Denver, Colorado, July 26, 2017 (GLOBE NEWSWIRE) -- Medicine Man Technologies, Inc. (OTCQB: MDCL), one of the country’s leading cannabis brand development and consulting companies announced today that the definitive agreement to acquire Denver Consulting Group, LLC was executed by the parties on Friday, July 21, 2017. The acquisition became effective on July 24 upon the filing of applicable documents with the Colorado Secretary of State.
Greg Gamet, Denver Consulting Group’s Founding Member and Managing Partner stated, “The ownership group at DCG couldn't be more excited about this acquisition and the future of being part of MDCL. We would like to thank our employees and our clients for making this possible and also thank the whole team at MDCL. In this case one plus one equals five."
Brett Roper, MDCL’s CEO and Co-Founder stated, “We are encouraged by the level of interest the ownership of the Denver Consulting Group has expressed in our forward planning, especially in our Cultivation MAX and Success Nutrient lines of business which we are expanding nationally. We believe that they will play a valuable role in our expansion and we are excited about the growth opportunities this consolidation will provide to our evolution as a Brands Warehouse.”
In accordance with the terms of the agreement with DCG, MDCL will be issuing 2,258,065 shares of its Common Stock to the members of Denver Consulting Group in exchange for their ownership in DCG, which will bring the total number of common shares issued to 21,206,152 as of the date of this press release.
About the Denver Consulting Group
Founded in Colorado in 2014, the Denver Consulting Group has active clients in Colorado, Alaska, Washington, Oregon, California, Michigan, Illinois, Arkansas, Rhode Island, Maryland, Pennsylvania, Massachusetts, New York, and Florida as well as Puerto Rico and Australia. In addition, DCG has successfully support winning applications in Colorado, Alaska, Oregon, California, Illinois, Maryland, and Puerto Rico. More recently, the company has added new offices in Oregon and intends to add a significant presence in California in concert with Medicine Man Technologies, Inc. The company’s 1st quarter of FY 2017 produced just over $450,000 of income and experienced profitable operations.

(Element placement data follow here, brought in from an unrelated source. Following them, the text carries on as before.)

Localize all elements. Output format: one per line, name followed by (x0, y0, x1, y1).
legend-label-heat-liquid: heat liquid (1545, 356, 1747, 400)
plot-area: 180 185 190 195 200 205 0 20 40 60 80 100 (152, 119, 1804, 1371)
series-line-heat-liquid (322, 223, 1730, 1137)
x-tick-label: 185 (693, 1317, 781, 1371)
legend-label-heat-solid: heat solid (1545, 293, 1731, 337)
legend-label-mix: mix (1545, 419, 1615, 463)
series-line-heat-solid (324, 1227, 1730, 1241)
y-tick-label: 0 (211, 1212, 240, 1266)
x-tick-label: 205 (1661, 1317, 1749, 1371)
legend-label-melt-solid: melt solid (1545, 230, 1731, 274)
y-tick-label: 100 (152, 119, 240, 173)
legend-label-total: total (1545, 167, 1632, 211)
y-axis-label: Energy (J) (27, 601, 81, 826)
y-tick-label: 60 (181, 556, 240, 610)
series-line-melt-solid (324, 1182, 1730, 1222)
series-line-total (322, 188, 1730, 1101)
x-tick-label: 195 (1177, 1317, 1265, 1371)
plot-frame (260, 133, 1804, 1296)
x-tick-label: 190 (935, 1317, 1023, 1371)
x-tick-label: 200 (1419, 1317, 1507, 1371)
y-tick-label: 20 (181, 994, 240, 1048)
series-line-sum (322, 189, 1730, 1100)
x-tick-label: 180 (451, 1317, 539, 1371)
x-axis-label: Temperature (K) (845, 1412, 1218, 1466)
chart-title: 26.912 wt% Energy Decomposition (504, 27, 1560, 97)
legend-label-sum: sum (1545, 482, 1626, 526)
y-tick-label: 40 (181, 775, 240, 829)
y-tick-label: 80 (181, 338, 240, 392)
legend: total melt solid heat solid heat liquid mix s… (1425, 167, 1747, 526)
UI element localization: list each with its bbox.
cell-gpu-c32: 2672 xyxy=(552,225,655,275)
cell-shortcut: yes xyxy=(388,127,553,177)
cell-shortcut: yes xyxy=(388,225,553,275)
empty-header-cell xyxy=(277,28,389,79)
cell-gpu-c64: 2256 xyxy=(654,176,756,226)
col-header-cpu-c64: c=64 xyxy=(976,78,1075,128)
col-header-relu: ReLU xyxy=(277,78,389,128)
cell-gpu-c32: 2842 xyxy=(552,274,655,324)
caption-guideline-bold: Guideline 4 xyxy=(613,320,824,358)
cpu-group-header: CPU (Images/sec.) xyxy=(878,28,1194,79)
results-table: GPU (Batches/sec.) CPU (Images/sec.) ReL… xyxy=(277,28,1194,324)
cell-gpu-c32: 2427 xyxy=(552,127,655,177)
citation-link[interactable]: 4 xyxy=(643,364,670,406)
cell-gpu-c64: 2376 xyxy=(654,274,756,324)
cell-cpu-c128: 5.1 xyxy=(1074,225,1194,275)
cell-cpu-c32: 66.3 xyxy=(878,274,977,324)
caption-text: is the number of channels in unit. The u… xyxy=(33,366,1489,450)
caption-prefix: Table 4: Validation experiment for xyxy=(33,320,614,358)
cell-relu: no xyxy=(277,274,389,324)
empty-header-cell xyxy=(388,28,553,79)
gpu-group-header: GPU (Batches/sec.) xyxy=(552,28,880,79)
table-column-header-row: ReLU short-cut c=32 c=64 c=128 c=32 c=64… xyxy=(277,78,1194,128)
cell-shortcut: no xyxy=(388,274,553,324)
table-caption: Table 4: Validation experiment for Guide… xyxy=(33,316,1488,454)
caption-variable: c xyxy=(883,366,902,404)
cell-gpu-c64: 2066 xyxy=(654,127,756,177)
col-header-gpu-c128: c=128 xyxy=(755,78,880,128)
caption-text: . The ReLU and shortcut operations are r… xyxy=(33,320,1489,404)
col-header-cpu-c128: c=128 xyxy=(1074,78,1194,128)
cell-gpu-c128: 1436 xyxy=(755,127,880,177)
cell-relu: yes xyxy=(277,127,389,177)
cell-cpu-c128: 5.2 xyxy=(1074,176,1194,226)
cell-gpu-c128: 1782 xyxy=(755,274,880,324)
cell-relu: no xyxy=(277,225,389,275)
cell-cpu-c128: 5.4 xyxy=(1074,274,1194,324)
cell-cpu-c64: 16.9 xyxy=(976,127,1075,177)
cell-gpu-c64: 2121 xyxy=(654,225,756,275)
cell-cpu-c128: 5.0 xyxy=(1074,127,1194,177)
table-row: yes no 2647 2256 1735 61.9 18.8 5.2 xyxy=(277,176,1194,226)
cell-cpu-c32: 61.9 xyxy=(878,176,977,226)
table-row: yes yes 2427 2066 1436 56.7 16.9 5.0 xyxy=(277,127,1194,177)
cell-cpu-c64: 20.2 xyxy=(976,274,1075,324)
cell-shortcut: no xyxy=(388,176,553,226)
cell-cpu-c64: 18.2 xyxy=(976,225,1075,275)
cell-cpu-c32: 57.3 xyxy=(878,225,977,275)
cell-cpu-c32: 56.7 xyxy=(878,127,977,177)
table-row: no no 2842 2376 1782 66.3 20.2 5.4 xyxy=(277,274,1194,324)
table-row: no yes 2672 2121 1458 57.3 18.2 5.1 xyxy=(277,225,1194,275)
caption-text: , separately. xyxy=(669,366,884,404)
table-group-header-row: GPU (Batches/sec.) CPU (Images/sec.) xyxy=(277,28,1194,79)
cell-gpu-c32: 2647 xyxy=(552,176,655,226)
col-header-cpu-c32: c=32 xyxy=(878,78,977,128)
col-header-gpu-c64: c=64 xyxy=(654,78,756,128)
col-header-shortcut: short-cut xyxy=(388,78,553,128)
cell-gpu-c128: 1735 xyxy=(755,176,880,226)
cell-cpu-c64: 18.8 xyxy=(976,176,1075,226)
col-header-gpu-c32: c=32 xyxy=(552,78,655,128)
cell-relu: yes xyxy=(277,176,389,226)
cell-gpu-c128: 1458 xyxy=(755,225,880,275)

About Medicine Man Technologies
Established in March 2014, the Company secured its first client/licensee in April 2014. To date, they have provided guidance for several clients that have successfully secured licenses to operate cannabis businesses within their respective states. It currently has twenty-seven active clients in twelve states and Puerto Rico, focusing on working with licensees and clients to 1) utilize its experience, technology, and training to help secure a license, 2) deploy the Company's highly effective variable capacity constant harvest cultivation practices and deployment of its newly created Cultivation MAX service line eliminating single grower dependence, 3) avoid the costly mistakes generally made in start-up, and 4) stay engaged with an ever expanding team of licensees and partners, all focused on quality and safety that will 'share' the ever-improving experience and knowledge of the network. With their acquisition of Pono Publications and Success Nutrients that included the IP of Joshua Haupt, MDCL’s new Chief Cultivation Officer, the Company is launching several new service lines including Cultivation MAX wherein they provide cultivation guidance to underperforming grow operations in exchange for compensation related to the improvement factor as well as cost containment for these clients. With their recent acquisition of the Denver Consulting Group, the Company expects to derive additional value for its clients through the combination of that group’s experience and success in the industry with its own. The Company intend to continue to grow revenues utilizing internal as well as externally generated values that may be properly implemented into its brands development concept.
Safe Harbor Statement
This press release may contain forward looking statements which are based on current expectations, forecasts, and assumptions that involve risks as well as uncertainties that could cause actual outcomes and results to differ materially from those anticipated or expected, including statements related to the amount and timing of expected revenues as well as any payment of dividends on our common and preferred stock, statements related to our financial performance, expected income, distributions, and future growth for upcoming quarterly and annual periods. These risks and uncertainties are further defined in filings and reports by the Company with the U.S. Securities and Exchange Commission (SEC). Actual results and the timing of certain events could differ materially from those projected in or contemplated by the forward-looking statements due to a number of factors detailed from time to time in our filings with the Securities and Exchange Commission. Among other matters, the Company may not be able to sustain growth or achieve profitability based upon many factors including but not limited to general stock market conditions. Reference is hereby made to cautionary statements set forth in the Company's most recent SEC filings. We have incurred and will continue to incur significant expenses in our expansion of our existing as well as new service lines noting there is no assurance that we will generate enough revenues to offset those costs in both the near and long term. Additional service offerings may expose us to additional legal and regulatory costs and unknown exposure(s) based upon the various geopolitical locations we will be providing services in, the impact of which cannot be predicted at this time.